How would we adapt this to work in place of BatchNorm1d/3d?

If you change the shapes to be 3d or 5d, and adjust taking mean and var over dimensions 0, 2 or 0, 2, 3, 4, it’ll do the right thing. Fun fact: BatchNorm in PyTorch reduces to the “BatchNorm1d” case internally.

2 Likes

HI,I run the code from beginning of lesson 11…However , the error is raised,The only thing that I change is :

tensor(0.) to torch.tensor(0.)

The code :

class RunningBatchNorm(nn.Module):
    def __init__(self, nf, mom=0.1, eps=1e-5):
        super().__init__()
        self.mom,self.eps = mom,eps
        self.mults = nn.Parameter(torch.ones (nf,1,1))
        self.adds = nn.Parameter(torch.zeros(nf,1,1))
        self.register_buffer('sums', torch.zeros(1,nf,1,1))
        self.register_buffer('sqrs', torch.zeros(1,nf,1,1))
        self.register_buffer('count', torch.tensor(0.))
        self.register_buffer('factor', torch.tensor(0.))
        self.register_buffer('offset', torch.tensor(0.))
        self.batch = 0
def update_stats(self, x):
    bs,nc,*_ = x.shape
    self.sums.detach_()
    self.sqrs.detach_()
    dims = (0,2,3)
    s = x.sum(dims, keepdim=True)
    ss = (x*x).sum(dims, keepdim=True)
    c = s.new_tensor(x.numel()/nc)
    mom1 =  s.new_tensor(1 - (1-self.mom)/math.sqrt(bs-1))

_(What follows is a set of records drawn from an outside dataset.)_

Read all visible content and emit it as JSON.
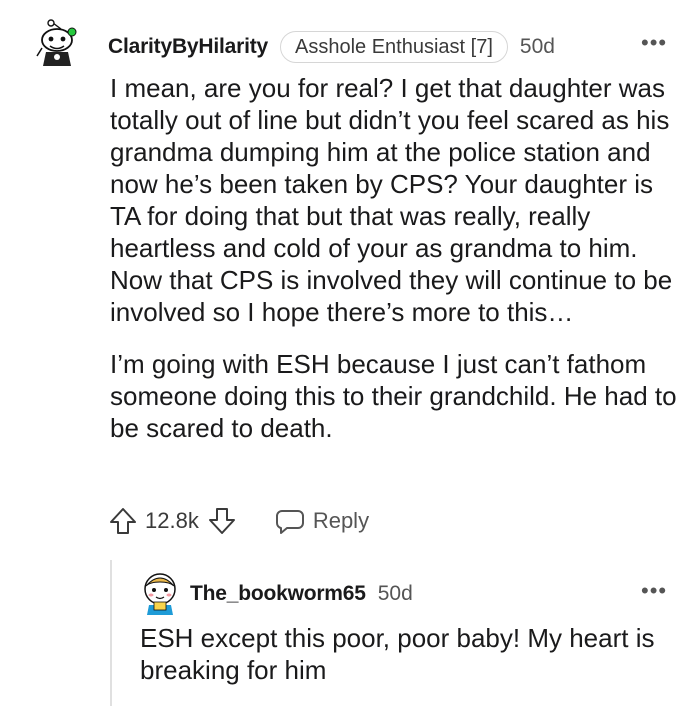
{
  "comment": {
    "username": "ClarityByHilarity",
    "flair": "Asshole Enthusiast [7]",
    "time": "50d",
    "more_label": "•••",
    "paragraphs": [
      "I mean, are you for real? I get that daughter was totally out of line but didn’t you feel scared as his grandma dumping him at the police station and now he’s been taken by CPS? Your daughter is TA for doing that but that was really, really heartless and cold of your as grandma to him. Now that CPS is involved they will continue to be involved so I hope there’s more to this…",
      "I’m going with ESH because I just can’t fathom someone doing this to their grandchild. He had to be scared to death."
    ],
    "score": "12.8k",
    "reply_label": "Reply"
  },
  "reply": {
    "username": "The_bookworm65",
    "time": "50d",
    "more_label": "•••",
    "text": "ESH except this poor, poor baby! My heart is breaking for him"
  },
  "icons": {
    "upvote": "arrow-up-icon",
    "downvote": "arrow-down-icon",
    "reply": "speech-bubble-icon",
    "more": "ellipsis-icon"
  }
}
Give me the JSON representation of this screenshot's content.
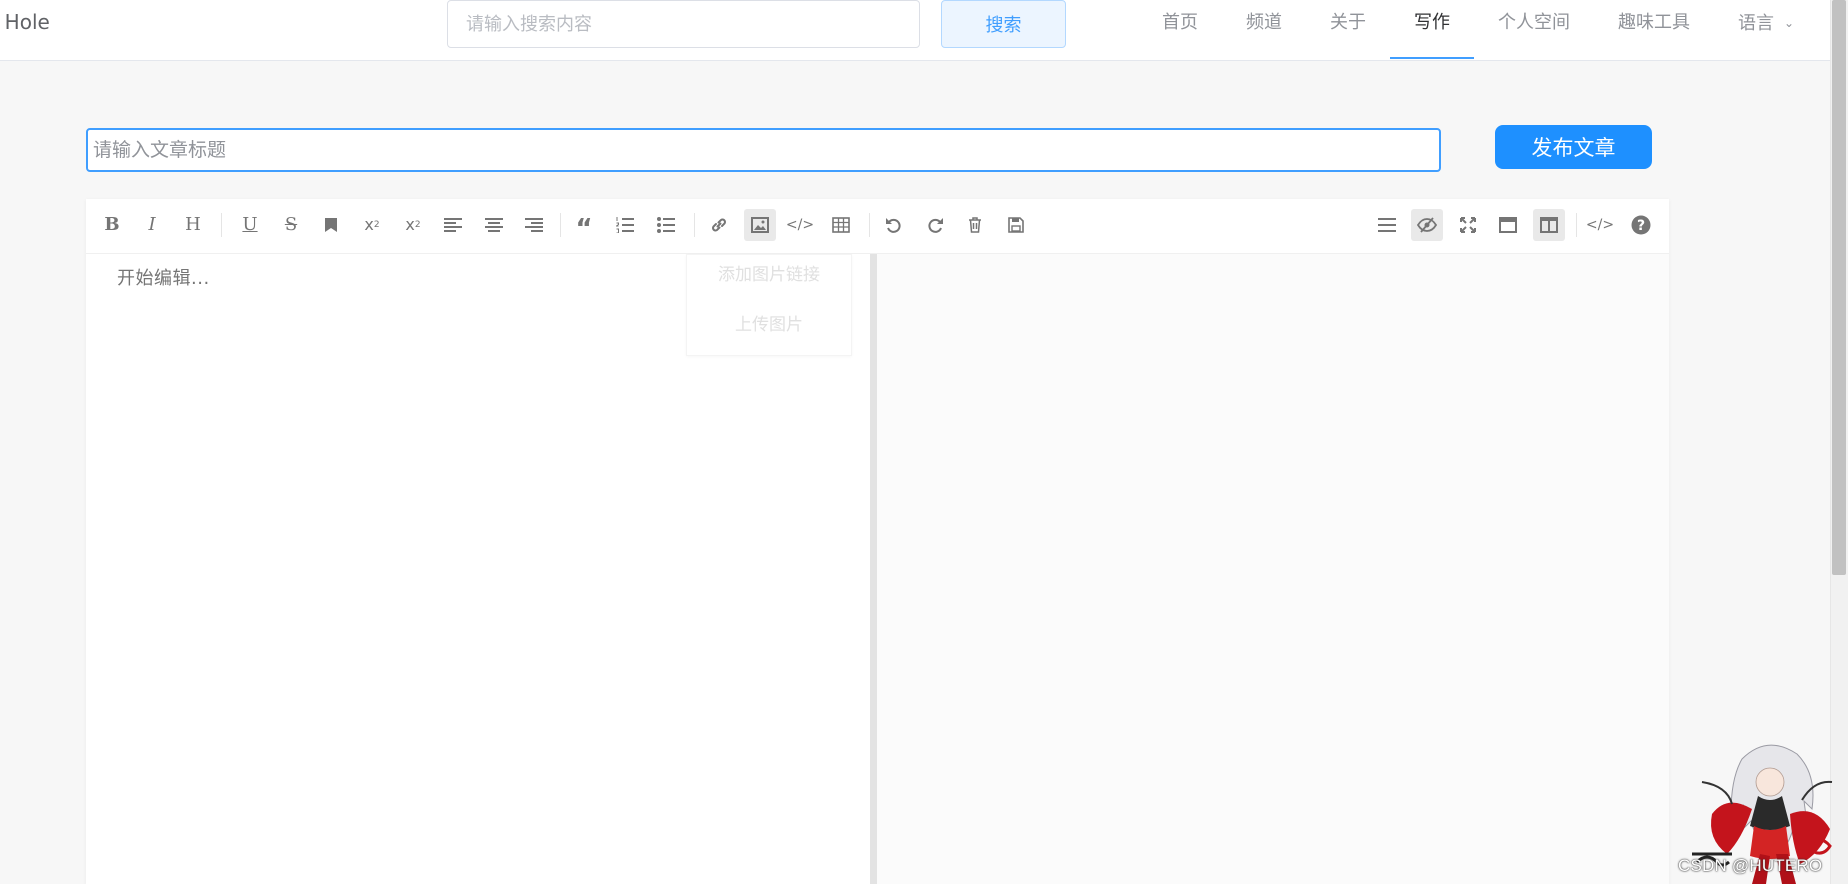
{
  "header": {
    "brand": "e Hole",
    "search_placeholder": "请输入搜索内容",
    "search_button": "搜索",
    "nav": [
      {
        "label": "首页",
        "active": false
      },
      {
        "label": "频道",
        "active": false
      },
      {
        "label": "关于",
        "active": false
      },
      {
        "label": "写作",
        "active": true
      },
      {
        "label": "个人空间",
        "active": false
      },
      {
        "label": "趣味工具",
        "active": false
      },
      {
        "label": "语言",
        "active": false
      }
    ]
  },
  "editor": {
    "title_placeholder": "请输入文章标题",
    "publish_button": "发布文章",
    "content_placeholder": "开始编辑...",
    "image_menu": [
      "添加图片链接",
      "上传图片"
    ]
  },
  "toolbar_left": [
    "bold-icon",
    "italic-icon",
    "heading-icon",
    "underline-icon",
    "strikethrough-icon",
    "mark-icon",
    "superscript-icon",
    "subscript-icon",
    "align-left-icon",
    "align-center-icon",
    "align-right-icon",
    "quote-icon",
    "ordered-list-icon",
    "unordered-list-icon",
    "link-icon",
    "image-icon",
    "code-icon",
    "table-icon",
    "undo-icon",
    "redo-icon",
    "trash-icon",
    "save-icon"
  ],
  "toolbar_right": [
    "navigation-icon",
    "preview-toggle-icon",
    "fullscreen-icon",
    "read-mode-icon",
    "subfield-icon",
    "html-code-icon",
    "help-icon"
  ],
  "watermark": "CSDN @HUTERO",
  "colors": {
    "accent": "#409eff",
    "publish": "#1e90ff"
  }
}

    self.sums.lerp_(s, mom1)
    self.sqrs.lerp_(ss,mom1)
    self.count.lerp_(c, mom1)
    self.batch += bs
    means = self.sums/self.count
    varns = (self.sqrs/self.count).sub_(means*means)
    if bool(self.batch<20):
        varns.clamp_min_(0.01)
    self.factor = self.mults/(varns+self.eps).sqrt()
    self.offset = self.adds-means*self.factor
    
def forward(self, x):
    if self.training: 
        self.update_stats(x)
    return x*self.factor+self.offset

The error message something like :

one of the variables needed for gradient computation has been modified by an inplace operation: [torch.cuda.FloatTensor []] is at version 6; expected version 5 instead…

I suspect this error happens is because of this operation

self.count.lerp_(c, mom1)

But I don’t really have whole concept of this ,please check and help…

Thanks in advance and have a great day !!!